So I can open a novel, and as part of being a human raised in an English speaking community, I pretty much understand everything. I can open a textbook on Calculus on Logic and while I can read the whole thing in English– there is even awkward but grammatically correct ways to read off the formulae– I’m not going to understand it just because I know English. I think this is some pretty conservative evidence that math and logic are not really natural languages, they are more like a foreign language embedded into a natural language.
So I was trying to deal with conjunction in toki pona. Sometimes they are made unnecessary by the “chain pattern”– one similar structure after another implies “and”. Sometimes they indicate discourse connectors, by tagging a sentence with “or” or “but”. Those two forms of logic are effortless to parse (except when people ignore the chain pattern and try to explicitly add “and” words) Finally we get these monsters:
1) jan li suli. (simple, no “and”)
2) jan li suli li laso. (chain patter, one right after another implies “and”)
3) jan li suli en laso. (different structures imply different meaning, maybe the qualities are mixed, like blue and red can be mixed)
4) jan li suli taso mute.
5) jan li suli anu mute.
6) jan li jan suli en mute.
7) jan li jan suli anu mute.
8) jan li jan pi suli en mute.
9) jan li suli en mute anu soweli. (mixed and, or, but)
3, 4, and 5 imply that you can “and”/”or”/”but” qualities without a head, so modifier phrases would be something like:
To parse all of the above, 1-8, you need a data structure that looks like this… and will lead to some monstrous maximal forms.
Head modifier (optional)
(Maybe a pi, depends on if you are predicate or modifier of a headed phrase)
Ands: en + modifiers — repeated
Ors: anu + modifiers — repeated
buts: taso + modifiers — repeated
And maximally something like:
jan li suli en mute taso lili taso laso anu soweli anu waso. (Grouped)
jan li taso lili en suli anu soweli en mute taso laso anu waso. (Jumbled up.)
How to parse this?

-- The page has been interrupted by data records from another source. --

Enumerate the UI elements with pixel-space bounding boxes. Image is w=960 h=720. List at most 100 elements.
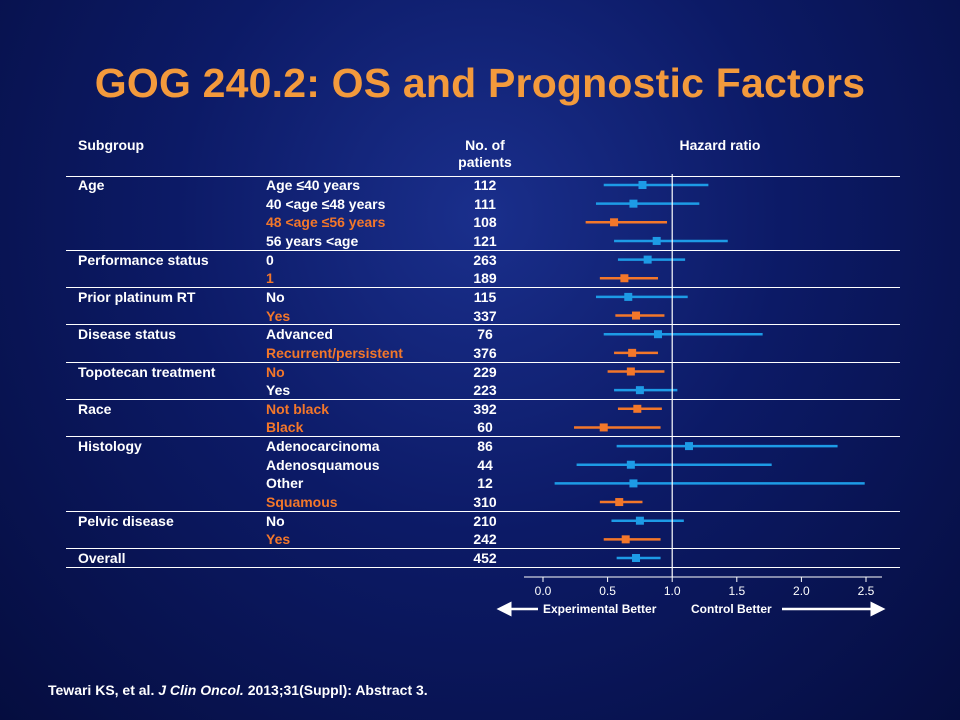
patient-count: 223 <box>473 382 497 399</box>
hr-point <box>610 218 619 227</box>
patient-count: 189 <box>473 270 497 287</box>
group-separator <box>66 324 900 326</box>
slide-title: GOG 240.2: OS and Prognostic Factors <box>94 60 866 106</box>
subgroup-name: Performance status <box>78 251 209 268</box>
subgroup-header: Subgroup <box>78 137 145 153</box>
hr-point <box>638 181 647 189</box>
patient-count: 112 <box>473 177 497 193</box>
patient-count: 121 <box>473 232 497 249</box>
patient-count: 337 <box>473 307 497 324</box>
group-separator <box>66 510 900 512</box>
patient-count: 210 <box>473 512 497 529</box>
citation: Tewari KS, et al. J Clin Oncol. 2013;31(… <box>48 682 428 698</box>
x-tick-label: 2.5 <box>858 584 875 598</box>
hr-point <box>628 348 637 357</box>
patient-count: 111 <box>474 195 496 212</box>
hr-point <box>635 516 644 525</box>
subgroup-level-label: Adenosquamous <box>266 456 380 473</box>
subgroup-level-label: 0 <box>266 251 274 268</box>
subgroup-level-label: Age ≤40 years <box>266 177 361 193</box>
subgroup-level-label: Other <box>266 475 304 492</box>
hr-point <box>624 292 633 301</box>
patient-count: 392 <box>473 400 497 417</box>
patients-header-line2: patients <box>458 154 512 170</box>
subgroup-name: Disease status <box>78 326 177 343</box>
x-tick-label: 1.5 <box>728 584 745 598</box>
hazard-ratio-header: Hazard ratio <box>679 137 761 153</box>
table-bottom-rule <box>66 567 900 568</box>
hr-point <box>629 199 638 208</box>
group-separator <box>66 398 900 400</box>
x-tick-label: 2.0 <box>793 584 810 598</box>
subgroup-level-label: No <box>266 288 285 305</box>
hr-point <box>626 367 635 376</box>
x-tick-label: 0.0 <box>535 584 552 598</box>
subgroup-level-label: Adenocarcinoma <box>266 438 380 455</box>
subgroup-level-label: 40 <age ≤48 years <box>266 195 386 212</box>
subgroup-level-label: 48 <age ≤56 years <box>266 214 386 231</box>
hr-point <box>632 554 641 562</box>
subgroup-level-label: No <box>266 363 285 380</box>
subgroup-name: Age <box>78 177 105 193</box>
hr-point <box>620 274 629 283</box>
x-tick-label: 1.0 <box>664 584 681 598</box>
patient-count: 229 <box>473 363 497 380</box>
patient-count: 263 <box>473 251 497 268</box>
hr-point <box>615 498 624 507</box>
subgroup-level-label: Yes <box>266 307 291 324</box>
hr-point <box>684 442 693 451</box>
patients-header: No. of patients <box>440 137 530 171</box>
hr-point <box>653 330 662 339</box>
subgroup-level-label: Not black <box>266 400 330 417</box>
group-separator <box>66 548 900 550</box>
patient-count: 76 <box>477 326 493 343</box>
subgroup-level-label: Squamous <box>266 494 338 511</box>
patient-count: 86 <box>477 438 493 455</box>
hr-point <box>621 535 630 544</box>
subgroup-name: Overall <box>78 550 126 566</box>
hr-point <box>643 255 652 264</box>
subgroup-level-label: Recurrent/persistent <box>266 344 403 361</box>
patient-count: 242 <box>473 531 497 548</box>
subgroup-level-label: Yes <box>266 531 291 548</box>
table-top-rule <box>66 176 900 177</box>
group-separator <box>66 287 900 289</box>
hr-point <box>626 460 635 469</box>
group-separator <box>66 436 900 438</box>
citation-journal: J Clin Oncol. <box>158 682 244 698</box>
hr-point <box>599 423 608 432</box>
subgroup-name: Histology <box>78 438 142 455</box>
patient-count: 12 <box>477 475 493 492</box>
patient-count: 44 <box>477 456 493 473</box>
patient-count: 376 <box>473 344 497 361</box>
subgroup-name: Pelvic disease <box>78 512 174 529</box>
patients-header-line1: No. of <box>465 137 505 153</box>
x-tick-label: 0.5 <box>599 584 616 598</box>
subgroup-level-label: Yes <box>266 382 291 399</box>
hr-point <box>652 236 661 245</box>
group-separator <box>66 249 900 251</box>
subgroup-name: Race <box>78 400 112 417</box>
patient-count: 60 <box>477 419 493 436</box>
hr-point <box>629 479 638 488</box>
hr-point <box>635 386 644 395</box>
subgroup-level-label: 1 <box>266 270 274 287</box>
patient-count: 452 <box>473 550 497 566</box>
hr-point <box>632 311 641 320</box>
hr-point <box>633 404 642 413</box>
patient-count: 108 <box>473 214 497 231</box>
arrow-right-label: Control Better <box>691 602 772 616</box>
citation-authors: Tewari KS, et al. <box>48 682 155 698</box>
group-separator <box>66 361 900 363</box>
patient-count: 115 <box>473 288 497 305</box>
subgroup-level-label: Advanced <box>266 326 333 343</box>
subgroup-name: Topotecan treatment <box>78 363 216 380</box>
subgroup-name: Prior platinum RT <box>78 288 196 305</box>
patient-count: 310 <box>473 494 497 511</box>
arrow-left-label: Experimental Better <box>543 602 657 616</box>
citation-details: 2013;31(Suppl): Abstract 3. <box>247 682 428 698</box>
subgroup-level-label: Black <box>266 419 304 436</box>
subgroup-level-label: No <box>266 512 285 529</box>
subgroup-level-label: 56 years <age <box>266 232 359 249</box>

I have no idea, it reads like a logic puzzle and you’d have to introduce a foreign logic system to do something with it. It looks syntactically valid. So I’m thinking my parser should represent a modifier chain as above, but make no claims about what it means. So it parses one way, and if someone (ha! unlikely) ever decided to implement a logic subsystem, they could take this parse and then transform it into all the possible meanings, truth tables and so on.
But for these applications, we don’t care:
grammar check– it’s valid syntax.
glossing– It glosses to English, and is equally ambiguous and unintelligible in English.
syntax highlighting– you only need to recognize an “and”/”or”/”but” sequence to color the text, you don’t need to know what it means or parse it as just one parse tree.
chat bot– A chat bot would never explore these corners of possible meaning in the universe of representable meanings that toki pona can represent.
1) * jan li kepeken ilo en kepeken soweli. (Don’t use can to combine prep phrases)
2) */? jan li tawa en kama. (Don’t use en when you can use li– but if this was a modifier chain, and a predicate sentence, then its probably okay)
3) * jan li kepeken ilo anu kepeken soweli. (Don’t “or” prep phrases)
4) * jan li moku e ilo anu e soweli. Don’t use both anu and e, don’t use both taso and e [Update, changed to moku because kepeken has had some recent POS confusion from toki pona version pu)
5) */? ante jan li kepeken e ilo. Don’t use anything but anu or taso as a tag-conjunction.
6) * en jan li kepeken ilo. Don’t start sentence with en. (En is implied, although it would have made for a nice audible sentence demarcation)
7) ? waso pi laso en pimeja li pona tawa mi. This is really hard to parse. “and”ing modifiers in the subject slot is only sometimes distinguishable from mistakes and “and”ing subjects.